Determine an equation of the plane containing the following points: (2,0,2), (4,3,1), and (0,1,3).
Do I set up a cross-product?
Determine an equation of the plane containing the following points: (2,0,2), (4,3,1), and (0,1,3).
Do I set up a cross-product?
Hello, riverjib!
Yes, we need a cross-product . . . but are you just guessing?Determine an equation of the plane containing the points: .$\displaystyle A(2,0,2),\;B(4,3,1),\;C(0,1,3)$
. . Do you have any idea why?
To write the equation of a plane, we need a point on the plane, $\displaystyle (x_1,y_1,z_1)$
. . (we have 3 to choose from), and the normal vector of the plane, $\displaystyle \vec n \,=\,\langle a,b,c\rangle$.

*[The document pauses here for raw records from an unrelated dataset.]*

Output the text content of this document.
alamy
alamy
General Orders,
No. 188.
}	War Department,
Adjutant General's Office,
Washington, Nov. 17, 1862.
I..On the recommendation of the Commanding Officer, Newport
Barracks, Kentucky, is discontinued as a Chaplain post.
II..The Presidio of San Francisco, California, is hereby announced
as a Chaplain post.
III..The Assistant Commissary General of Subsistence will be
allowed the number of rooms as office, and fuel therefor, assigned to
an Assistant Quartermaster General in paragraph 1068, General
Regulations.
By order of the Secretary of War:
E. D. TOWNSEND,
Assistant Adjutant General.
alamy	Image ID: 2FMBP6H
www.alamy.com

Then substitute into: .$\displaystyle a(x-x_1) + b(y - y_1) + c(z-z_1) \:=\:0$
We have: .$\displaystyle AB \:=\:\langle2,3,-1\rangle,\;\;AC \:=\:\langle -2,1,1\rangle $
. . Then: .$\displaystyle \vec n \;=\;\begin{vmatrix}i & j & k \\ 2 & 3 & \text{-}1 \\ \text{-}2 & 1 & 1 \end{vmatrix} \;=\;i(3+1) -j(2-2) + k(2+6) \;=\;4i + 8k$
Hence: .$\displaystyle \vec n \;=\;\langle4,0,8\rangle \;=\;\langle1,0,2\rangle$
Can you finish the problem now?